Though it is only in its second year, the Act’s changes to compassionate release have transformed federal prison resentencing. Nearly three times more defendants were granted relief in the first nine months of 2019 alone than in all of 2018.[18] As of October 2020, approximately 1,800 federal prisoners have been granted compassionate release since the FSA’s passage, with the overwhelming majority coming from judicial approvals overturning BOP denials.[19] Many district court judges have responded quickly to their new role under the Act, with some granting relief within just a few days of prisoners’ requests.[20] The COVID-19 epidemic only heightened judicial responsiveness to compassionate release claims, with some judges taking extraordinary efforts, including bypassing time length and exhaustion requirements, in order to release prisoners more quickly.[21]
Yet there is an emerging circuit split between the courts that construe this newfound discretion broadly and those that continue to grant compassionate release only in cases of terminal or debilitating illness.[22] Moreover, the courts that construe their discretion more expansively (which this paper calls “Cantu courts”) continue to use the catch-all “other reasons” provision to grant relief.[23] Cantu courts stand in marked disagreement with the courts construing their discretion narrowly (“Lynn courts”), which have continued to adhere strictly to preexisting policy guidance by federal agencies.[24]

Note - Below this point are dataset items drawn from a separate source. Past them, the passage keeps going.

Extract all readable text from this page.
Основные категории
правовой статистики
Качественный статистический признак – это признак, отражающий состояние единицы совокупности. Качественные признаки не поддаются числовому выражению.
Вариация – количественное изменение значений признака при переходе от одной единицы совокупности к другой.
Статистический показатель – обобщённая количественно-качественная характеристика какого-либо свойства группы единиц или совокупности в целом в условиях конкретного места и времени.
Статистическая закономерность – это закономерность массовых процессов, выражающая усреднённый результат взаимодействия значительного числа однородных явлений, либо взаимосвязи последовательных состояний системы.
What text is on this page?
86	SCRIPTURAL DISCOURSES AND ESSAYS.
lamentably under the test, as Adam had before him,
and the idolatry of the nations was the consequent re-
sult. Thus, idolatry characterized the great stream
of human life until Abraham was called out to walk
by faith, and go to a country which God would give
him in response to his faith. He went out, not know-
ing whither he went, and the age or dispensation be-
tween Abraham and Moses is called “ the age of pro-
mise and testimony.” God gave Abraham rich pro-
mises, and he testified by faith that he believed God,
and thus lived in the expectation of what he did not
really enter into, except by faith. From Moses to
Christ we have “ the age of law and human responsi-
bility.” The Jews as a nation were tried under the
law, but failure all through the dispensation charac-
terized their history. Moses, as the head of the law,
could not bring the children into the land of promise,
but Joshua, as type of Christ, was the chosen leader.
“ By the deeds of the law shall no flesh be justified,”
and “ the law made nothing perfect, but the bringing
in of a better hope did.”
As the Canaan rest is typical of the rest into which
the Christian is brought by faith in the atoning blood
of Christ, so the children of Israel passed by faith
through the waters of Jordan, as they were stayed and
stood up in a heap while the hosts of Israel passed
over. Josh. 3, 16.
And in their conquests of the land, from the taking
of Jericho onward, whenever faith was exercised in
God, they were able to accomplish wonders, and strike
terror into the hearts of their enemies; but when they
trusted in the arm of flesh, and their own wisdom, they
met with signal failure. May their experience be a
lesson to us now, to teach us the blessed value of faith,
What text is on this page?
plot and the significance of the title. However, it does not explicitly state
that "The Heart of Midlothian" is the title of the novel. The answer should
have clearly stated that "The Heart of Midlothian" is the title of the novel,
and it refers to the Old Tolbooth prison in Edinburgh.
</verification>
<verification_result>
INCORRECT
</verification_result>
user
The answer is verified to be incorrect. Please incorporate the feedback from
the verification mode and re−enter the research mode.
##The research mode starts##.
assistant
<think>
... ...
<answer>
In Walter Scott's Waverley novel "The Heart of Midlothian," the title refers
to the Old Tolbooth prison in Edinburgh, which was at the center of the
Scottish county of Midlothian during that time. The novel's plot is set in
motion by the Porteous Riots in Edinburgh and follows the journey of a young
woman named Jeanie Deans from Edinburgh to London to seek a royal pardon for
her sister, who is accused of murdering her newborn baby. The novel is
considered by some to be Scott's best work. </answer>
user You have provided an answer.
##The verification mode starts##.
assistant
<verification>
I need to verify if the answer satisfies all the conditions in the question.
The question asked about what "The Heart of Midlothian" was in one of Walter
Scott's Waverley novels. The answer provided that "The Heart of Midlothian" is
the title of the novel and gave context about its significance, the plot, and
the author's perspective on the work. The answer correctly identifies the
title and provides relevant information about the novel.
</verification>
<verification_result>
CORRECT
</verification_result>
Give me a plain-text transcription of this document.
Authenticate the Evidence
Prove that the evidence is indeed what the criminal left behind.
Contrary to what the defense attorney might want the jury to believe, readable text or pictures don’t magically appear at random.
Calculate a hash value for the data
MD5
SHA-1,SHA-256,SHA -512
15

This Note examines the Cantu-Lynn doctrinal split and its implications for the United States’ federal prisoners. The analysis proceeds in three parts. First, Part I considers how the Act altered compassionate release by authorizing courts to engage in BOP oversight and to grant relief to deserving defendants. Part II examines the emerging circuit split concerning whether federal district courts have license to consider an expansive range of factors under the First Step Act. Part II then provides data on the key factors and judicial outcomes across U.S. courts evaluating compassionate release claims. Part III provides a close reading of the Act’s statutory text and builds off of Shon Hopwood’s historical research into “second look” resentencing, ultimately concluding that the Cantu approach to compassionate release criteria best serves Congress’s statutory intent in enacting the FSA. Finally, the Conclusion considers how the Cantu construction could reduce recidivism and promote rehabilitation among America’s federal prisoners.